I started this 7 hour interview with Knuth, and it's really great. I love his childlike joy in the curiosities of mathematics.
Part 1:
Part 2:
Donald Knuth describes accidentally receiving a $60,000 bill from using a time-share computer when running experiments on random graph in 1990. Fifteen years later, somebody pointed out their was a mistake in his code anyway.
Knuth explains his view that if you want to understand an algorithm, you have to first teach a computer to do it.

Knuth is skeptical of Dijkstra's attitude that algorithms written on paper are good enough.
Knuth was able to "retire" from Stanford at 52 with money saved and royalties from "The Art of Computer Programming" to devote himself to furthering "The Art of Computer Programming".
He also had a custom organ built for his house on Stanford's campus. https://www-cs-faculty.stanford.edu/~knuth/organ.html
I finished Edward Feigenbaum interviewing Knuth and am moving on to Knuth interviewing Feigenbaum
Knuth: "I’m worried about the present state of programming. Programmers now are supposed to mostly just use libraries. Programmers aren’t allowed to do their own thing from scratch anymore. They’re supposed to have reusable code that somebody else has written.
"There’s a bunch of things on the menu and you choose from these when you put them together. Where’s the fun in that? Where’s the beauty of that?
"It’s very hard, [but] we have to figure out a way that we can make programming interesting for the next generation of programmers, that it’s not going to be just a matter of reading a manual and plugging in the parameters in the right order to get stuff."
Interview with John Backus (inventor of FORTRAN) is surprisingly uninteresting
Oral history interview with Fred Brooks. I didn't realize he was an NC native (and has a thick eastern NC accent).
"After the 360 came out, Tom Watson, Jr., called for our pay cards for Gene and Jerry and me and Bob, and he said, 'Do you mean we bet the company on people we don’t pay any more than this?' We got instant $10,000 a year raises."
Brooks: "Well, my whole intellectual life has been one throwing interests overboard.
"When I was a graduate student you could know it all. There were two annual conferences and there were two quarterly journals and you can know the whole of computer science. And I can get progressively more ignorant in my own field for the last 50 years."
Brooks career advice (in '07) was "Look at the intersection between the computer field and biology."
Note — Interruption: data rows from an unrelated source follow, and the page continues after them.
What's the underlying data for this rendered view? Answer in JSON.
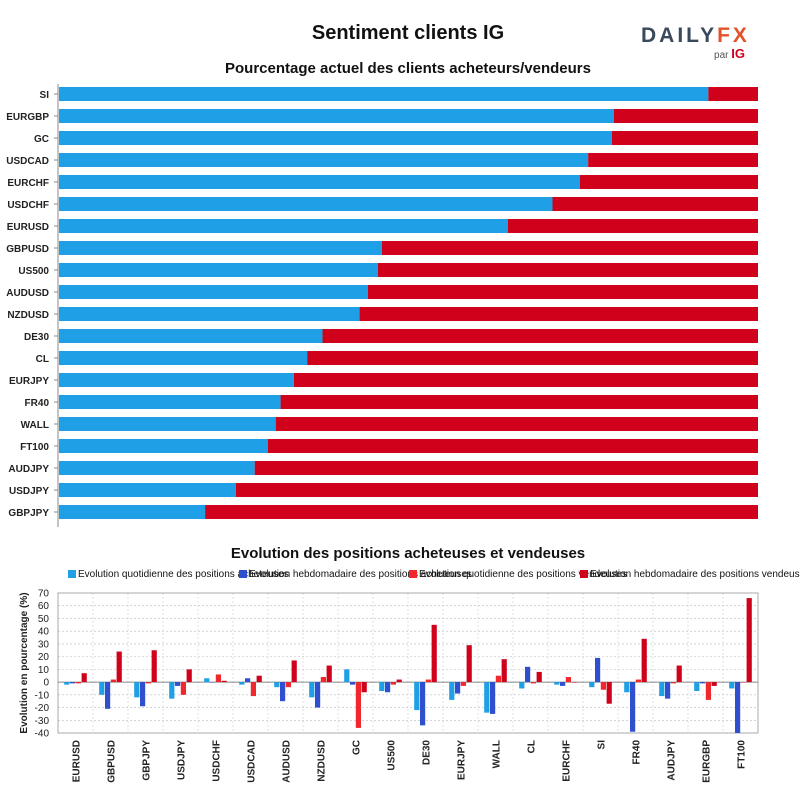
{
  "title": "Sentiment clients IG",
  "logo": {
    "brand_left": "DAILY",
    "brand_right": "FX",
    "sub_par": "par",
    "sub_ig": "IG"
  },
  "colors": {
    "long": "#1e9fe6",
    "short": "#d0021b",
    "weekly_long": "#2f4fcf",
    "daily_short": "#f0282e"
  },
  "chart_data": [
    {
      "type": "bar",
      "orientation": "horizontal",
      "stacked": true,
      "title": "Pourcentage actuel des clients acheteurs/vendeurs",
      "xlim": [
        0,
        100
      ],
      "categories": [
        "SI",
        "EURGBP",
        "GC",
        "USDCAD",
        "EURCHF",
        "USDCHF",
        "EURUSD",
        "GBPUSD",
        "US500",
        "AUDUSD",
        "NZDUSD",
        "DE30",
        "CL",
        "EURJPY",
        "FR40",
        "WALL",
        "FT100",
        "AUDJPY",
        "USDJPY",
        "GBPJPY"
      ],
      "series": [
        {
          "values": [
            92.9,
            79.4,
            79.1,
            75.7,
            74.5,
            70.6,
            64.2,
            46.2,
            45.6,
            44.2,
            43.0,
            37.7,
            35.5,
            33.6,
            31.7,
            31.0,
            29.9,
            28.0,
            25.3,
            20.9
          ]
        },
        {
          "values": [
            7.1,
            20.6,
            20.9,
            24.3,
            25.5,
            29.4,
            35.8,
            53.8,
            54.4,
            55.8,
            57.0,
            62.3,
            64.5,
            66.4,
            68.3,
            69.0,
            70.1,
            72.0,
            74.7,
            79.1
          ]
        }
      ]
    },
    {
      "type": "bar",
      "title": "Evolution des positions acheteuses et vendeuses",
      "ylabel": "Evolution en pourcentage (%)",
      "ylim": [
        -40,
        70
      ],
      "yticks": [
        -40,
        -30,
        -20,
        -10,
        0,
        10,
        20,
        30,
        40,
        50,
        60,
        70
      ],
      "legend_position": "top",
      "categories": [
        "EURUSD",
        "GBPUSD",
        "GBPJPY",
        "USDJPY",
        "USDCHF",
        "USDCAD",
        "AUDUSD",
        "NZDUSD",
        "GC",
        "US500",
        "DE30",
        "EURJPY",
        "WALL",
        "CL",
        "EURCHF",
        "SI",
        "FR40",
        "AUDJPY",
        "EURGBP",
        "FT100"
      ],
      "series": [
        {
          "name": "Evolution quotidienne des positions acheteuses",
          "values": [
            -2,
            -10,
            -12,
            -13,
            3,
            -2,
            -4,
            -12,
            10,
            -7,
            -22,
            -14,
            -24,
            -5,
            -2,
            -4,
            -8,
            -11,
            -7,
            -5
          ]
        },
        {
          "name": "Evolution hebdomadaire des positions acheteuses",
          "values": [
            -1,
            -21,
            -19,
            -3,
            0,
            3,
            -15,
            -20,
            -2,
            -8,
            -34,
            -9,
            -25,
            12,
            -3,
            19,
            -39,
            -13,
            -1,
            -40
          ]
        },
        {
          "name": "Evolution quotidienne des positions vendeuses",
          "values": [
            -1,
            2,
            -1,
            -10,
            6,
            -11,
            -4,
            4,
            -36,
            -2,
            2,
            -3,
            5,
            -1,
            4,
            -6,
            2,
            -1,
            -14,
            0
          ]
        },
        {
          "name": "Evolution hebdomadaire des positions vendeuses",
          "values": [
            7,
            24,
            25,
            10,
            1,
            5,
            17,
            13,
            -8,
            2,
            45,
            29,
            18,
            8,
            0,
            -17,
            34,
            13,
            -3,
            66
          ]
        }
      ]
    }
  ]
}
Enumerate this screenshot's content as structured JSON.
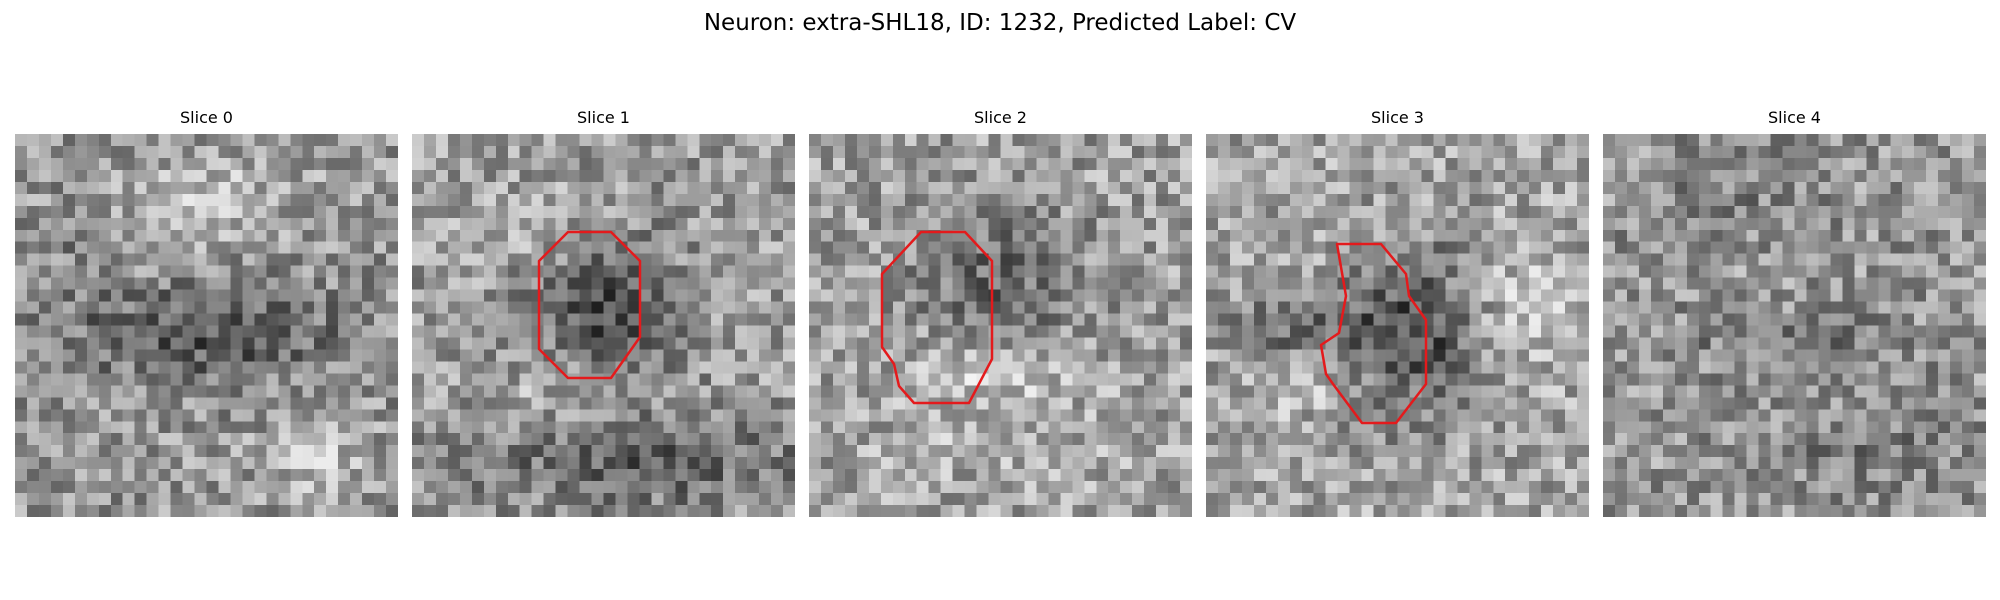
{
  "figure": {
    "title": "Neuron: extra-SHL18, ID: 1232, Predicted Label: CV"
  },
  "panels": [
    {
      "title": "Slice 0",
      "has_contour": false,
      "contour_color": "#e41a1c"
    },
    {
      "title": "Slice 1",
      "has_contour": true,
      "contour_color": "#e41a1c"
    },
    {
      "title": "Slice 2",
      "has_contour": true,
      "contour_color": "#e41a1c"
    },
    {
      "title": "Slice 3",
      "has_contour": true,
      "contour_color": "#e41a1c"
    },
    {
      "title": "Slice 4",
      "has_contour": false,
      "contour_color": "#e41a1c"
    }
  ],
  "colormap": "gray"
}
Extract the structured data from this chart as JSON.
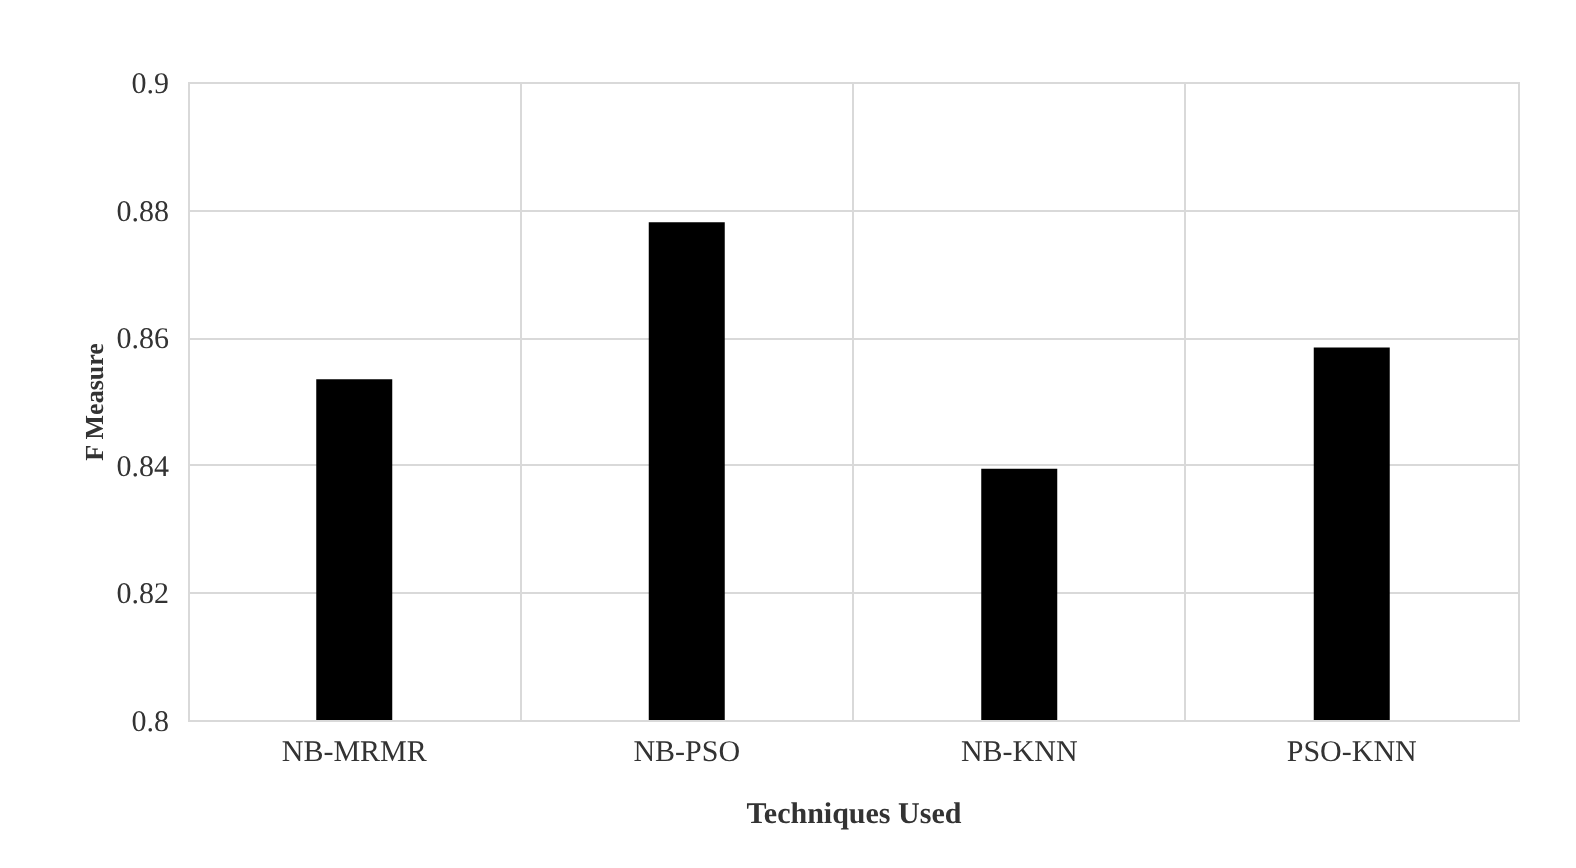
{
  "chart_data": {
    "type": "bar",
    "xlabel": "Techniques Used",
    "ylabel": "F Measure",
    "categories": [
      "NB-MRMR",
      "NB-PSO",
      "NB-KNN",
      "PSO-KNN"
    ],
    "values": [
      0.8534,
      0.878,
      0.8394,
      0.8584
    ],
    "color": "#000000",
    "ylim": [
      0.8,
      0.9
    ],
    "yticks": [
      {
        "value": 0.8,
        "label": "0.8"
      },
      {
        "value": 0.82,
        "label": "0.82"
      },
      {
        "value": 0.84,
        "label": "0.84"
      },
      {
        "value": 0.86,
        "label": "0.86"
      },
      {
        "value": 0.88,
        "label": "0.88"
      },
      {
        "value": 0.9,
        "label": "0.9"
      }
    ],
    "grid": true
  }
}
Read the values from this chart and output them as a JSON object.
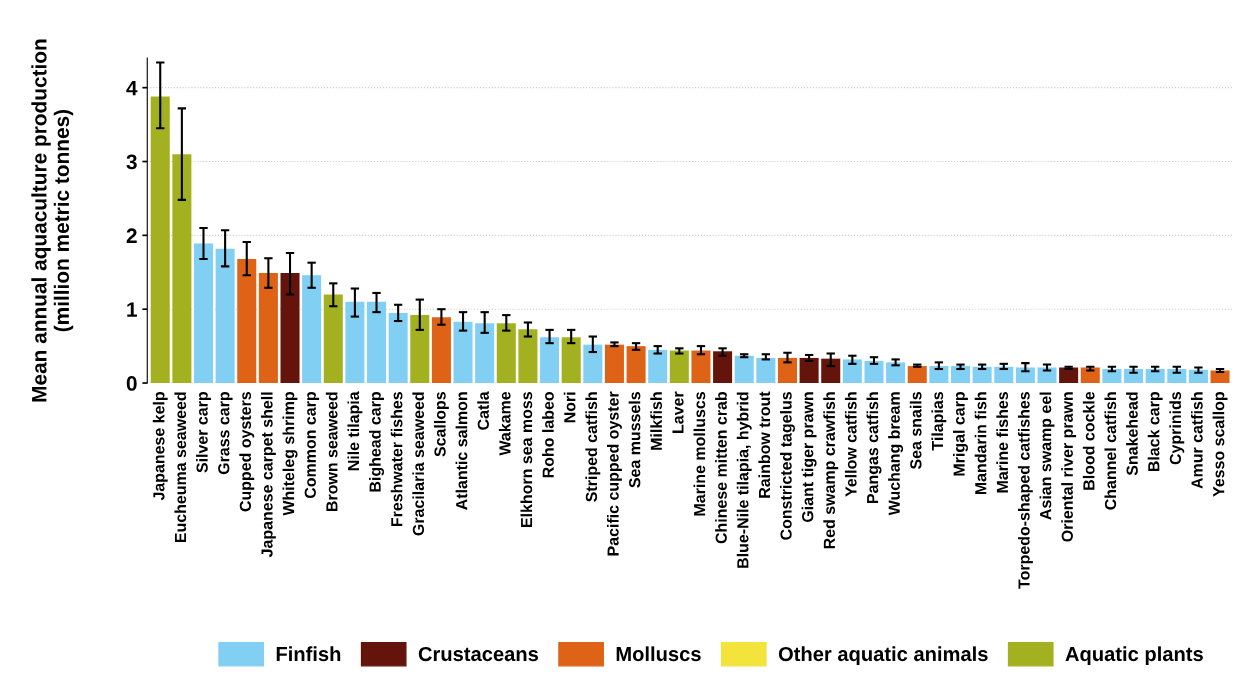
{
  "chart_data": {
    "type": "bar",
    "ylabel": "Mean annual aquaculture production\n(million metric tonnes)",
    "categories": [
      "Japanese kelp",
      "Eucheuma seaweed",
      "Silver carp",
      "Grass carp",
      "Cupped oysters",
      "Japanese carpet shell",
      "Whiteleg shrimp",
      "Common carp",
      "Brown seaweed",
      "Nile tilapia",
      "Bighead carp",
      "Freshwater fishes",
      "Gracilaria seaweed",
      "Scallops",
      "Atlantic salmon",
      "Catla",
      "Wakame",
      "Elkhorn sea moss",
      "Roho labeo",
      "Nori",
      "Striped catfish",
      "Pacific cupped oyster",
      "Sea mussels",
      "Milkfish",
      "Laver",
      "Marine molluscs",
      "Chinese mitten crab",
      "Blue-Nile tilapia, hybrid",
      "Rainbow trout",
      "Constricted tagelus",
      "Giant tiger prawn",
      "Red swamp crawfish",
      "Yellow catfish",
      "Pangas catfish",
      "Wuchang bream",
      "Sea snails",
      "Tilapias",
      "Mrigal carp",
      "Mandarin fish",
      "Marine fishes",
      "Torpedo-shaped catfishes",
      "Asian swamp eel",
      "Oriental river prawn",
      "Blood cockle",
      "Channel catfish",
      "Snakehead",
      "Black carp",
      "Cyprinids",
      "Amur catfish",
      "Yesso scallop"
    ],
    "series": [
      {
        "name": "Finfish",
        "color": "#82cff4",
        "values": [
          null,
          null,
          1.89,
          1.82,
          null,
          null,
          null,
          1.46,
          null,
          1.1,
          1.1,
          0.95,
          null,
          null,
          0.83,
          0.81,
          null,
          null,
          0.62,
          null,
          0.52,
          null,
          null,
          0.45,
          null,
          null,
          null,
          0.37,
          0.34,
          null,
          null,
          null,
          0.32,
          0.3,
          0.28,
          null,
          0.23,
          0.23,
          0.22,
          0.22,
          0.21,
          0.21,
          null,
          null,
          0.19,
          0.19,
          0.19,
          0.19,
          0.18,
          null
        ],
        "errors": [
          null,
          null,
          [
            1.68,
            2.1
          ],
          [
            1.58,
            2.07
          ],
          null,
          null,
          null,
          [
            1.29,
            1.63
          ],
          null,
          [
            0.9,
            1.28
          ],
          [
            0.96,
            1.22
          ],
          [
            0.84,
            1.06
          ],
          null,
          null,
          [
            0.71,
            0.96
          ],
          [
            0.68,
            0.96
          ],
          null,
          null,
          [
            0.54,
            0.72
          ],
          null,
          [
            0.42,
            0.63
          ],
          null,
          null,
          [
            0.4,
            0.5
          ],
          null,
          null,
          null,
          [
            0.35,
            0.39
          ],
          [
            0.32,
            0.39
          ],
          null,
          null,
          null,
          [
            0.26,
            0.37
          ],
          [
            0.26,
            0.35
          ],
          [
            0.24,
            0.32
          ],
          null,
          [
            0.19,
            0.28
          ],
          [
            0.19,
            0.25
          ],
          [
            0.19,
            0.25
          ],
          [
            0.19,
            0.26
          ],
          [
            0.16,
            0.27
          ],
          [
            0.17,
            0.25
          ],
          null,
          null,
          [
            0.16,
            0.22
          ],
          [
            0.14,
            0.22
          ],
          [
            0.16,
            0.22
          ],
          [
            0.14,
            0.22
          ],
          [
            0.14,
            0.21
          ],
          null
        ]
      },
      {
        "name": "Crustaceans",
        "color": "#65140c",
        "values": [
          null,
          null,
          null,
          null,
          null,
          null,
          1.49,
          null,
          null,
          null,
          null,
          null,
          null,
          null,
          null,
          null,
          null,
          null,
          null,
          null,
          null,
          null,
          null,
          null,
          null,
          null,
          0.43,
          null,
          null,
          null,
          0.34,
          0.33,
          null,
          null,
          null,
          null,
          null,
          null,
          null,
          null,
          null,
          null,
          0.21,
          null,
          null,
          null,
          null,
          null,
          null,
          null
        ],
        "errors": [
          null,
          null,
          null,
          null,
          null,
          null,
          [
            1.2,
            1.76
          ],
          null,
          null,
          null,
          null,
          null,
          null,
          null,
          null,
          null,
          null,
          null,
          null,
          null,
          null,
          null,
          null,
          null,
          null,
          null,
          [
            0.37,
            0.47
          ],
          null,
          null,
          null,
          [
            0.3,
            0.38
          ],
          [
            0.23,
            0.4
          ],
          null,
          null,
          null,
          null,
          null,
          null,
          null,
          null,
          null,
          null,
          [
            0.19,
            0.22
          ],
          null,
          null,
          null,
          null,
          null,
          null,
          null
        ]
      },
      {
        "name": "Molluscs",
        "color": "#de6316",
        "values": [
          null,
          null,
          null,
          null,
          1.68,
          1.49,
          null,
          null,
          null,
          null,
          null,
          null,
          null,
          0.89,
          null,
          null,
          null,
          null,
          null,
          null,
          null,
          0.52,
          0.5,
          null,
          null,
          0.44,
          null,
          null,
          null,
          0.34,
          null,
          null,
          null,
          null,
          null,
          0.23,
          null,
          null,
          null,
          null,
          null,
          null,
          null,
          0.21,
          null,
          null,
          null,
          null,
          null,
          0.17
        ],
        "errors": [
          null,
          null,
          null,
          null,
          [
            1.46,
            1.91
          ],
          [
            1.29,
            1.69
          ],
          null,
          null,
          null,
          null,
          null,
          null,
          null,
          [
            0.79,
            1.0
          ],
          null,
          null,
          null,
          null,
          null,
          null,
          null,
          [
            0.5,
            0.55
          ],
          [
            0.45,
            0.54
          ],
          null,
          null,
          [
            0.39,
            0.5
          ],
          null,
          null,
          null,
          [
            0.28,
            0.41
          ],
          null,
          null,
          null,
          null,
          null,
          [
            0.22,
            0.25
          ],
          null,
          null,
          null,
          null,
          null,
          null,
          null,
          [
            0.17,
            0.22
          ],
          null,
          null,
          null,
          null,
          null,
          [
            0.15,
            0.19
          ]
        ]
      },
      {
        "name": "Other aquatic animals",
        "color": "#f2e43a",
        "values": [
          null,
          null,
          null,
          null,
          null,
          null,
          null,
          null,
          null,
          null,
          null,
          null,
          null,
          null,
          null,
          null,
          null,
          null,
          null,
          null,
          null,
          null,
          null,
          null,
          null,
          null,
          null,
          null,
          null,
          null,
          null,
          null,
          null,
          null,
          null,
          null,
          null,
          null,
          null,
          null,
          null,
          null,
          null,
          null,
          null,
          null,
          null,
          null,
          null,
          null
        ]
      },
      {
        "name": "Aquatic plants",
        "color": "#a3b121",
        "values": [
          3.88,
          3.1,
          null,
          null,
          null,
          null,
          null,
          null,
          1.2,
          null,
          null,
          null,
          0.92,
          null,
          null,
          null,
          0.81,
          0.73,
          null,
          0.62,
          null,
          null,
          null,
          null,
          0.44,
          null,
          null,
          null,
          null,
          null,
          null,
          null,
          null,
          null,
          null,
          null,
          null,
          null,
          null,
          null,
          null,
          null,
          null,
          null,
          null,
          null,
          null,
          null,
          null,
          null
        ],
        "errors": [
          [
            3.45,
            4.34
          ],
          [
            2.48,
            3.72
          ],
          null,
          null,
          null,
          null,
          null,
          null,
          [
            1.04,
            1.35
          ],
          null,
          null,
          null,
          [
            0.72,
            1.13
          ],
          null,
          null,
          null,
          [
            0.71,
            0.92
          ],
          [
            0.63,
            0.82
          ],
          null,
          [
            0.54,
            0.72
          ],
          null,
          null,
          null,
          null,
          [
            0.4,
            0.47
          ],
          null,
          null,
          null,
          null,
          null,
          null,
          null,
          null,
          null,
          null,
          null,
          null,
          null,
          null,
          null,
          null,
          null,
          null,
          null,
          null,
          null,
          null,
          null,
          null,
          null
        ]
      }
    ],
    "ylim": [
      0,
      4.4
    ],
    "yticks": [
      0,
      1,
      2,
      3,
      4
    ],
    "grid": "y",
    "legend": "bottom"
  }
}
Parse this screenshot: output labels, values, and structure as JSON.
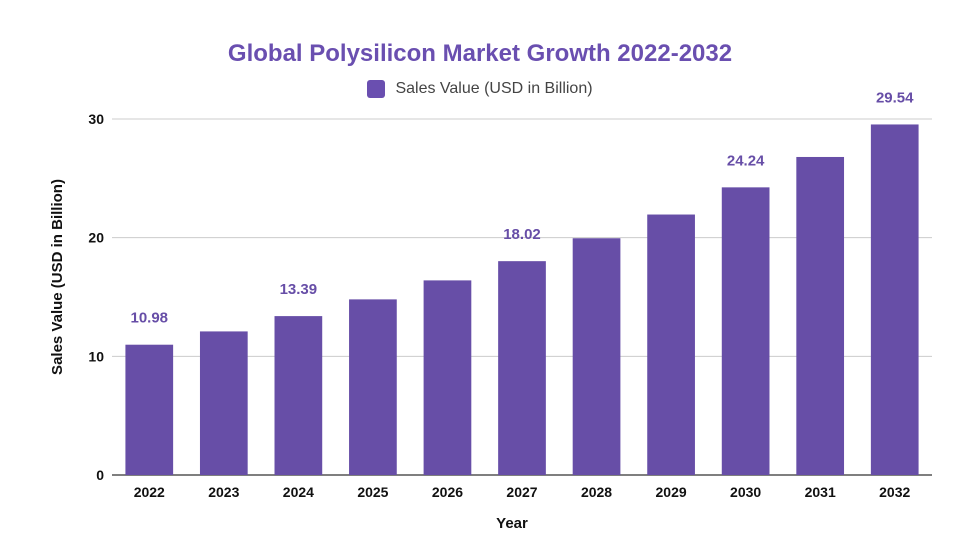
{
  "chart_data": {
    "type": "bar",
    "title": "Global Polysilicon Market Growth 2022-2032",
    "xlabel": "Year",
    "ylabel": "Sales Value (USD in Billion)",
    "ylim": [
      0,
      30
    ],
    "yticks": [
      0,
      10,
      20,
      30
    ],
    "grid": true,
    "legend_position": "top-center",
    "categories": [
      "2022",
      "2023",
      "2024",
      "2025",
      "2026",
      "2027",
      "2028",
      "2029",
      "2030",
      "2031",
      "2032"
    ],
    "series": [
      {
        "name": "Sales Value (USD in Billion)",
        "color": "#674ea7",
        "values": [
          10.98,
          12.1,
          13.39,
          14.8,
          16.4,
          18.02,
          19.95,
          21.95,
          24.24,
          26.8,
          29.54
        ],
        "data_labels": [
          "10.98",
          "",
          "13.39",
          "",
          "",
          "18.02",
          "",
          "",
          "24.24",
          "",
          "29.54"
        ]
      }
    ]
  }
}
When I was a (pre-dropout) math ph.d. student in '09, the joke was to put "mathematical biology" on grant applications for guaranteed funding.

I imagine it's "AI" today.
Brooks: "Of all my technical accomplishments, making the 8-bit byte decision [from 6-bit, in the IBM 360] is far and away the most important.
"And the reason was it opened the lower case alphabet. I saw language processing as being another whole new market area that we weren’t in and couldn’t get into very well, as long we were doing 6-bit character sets."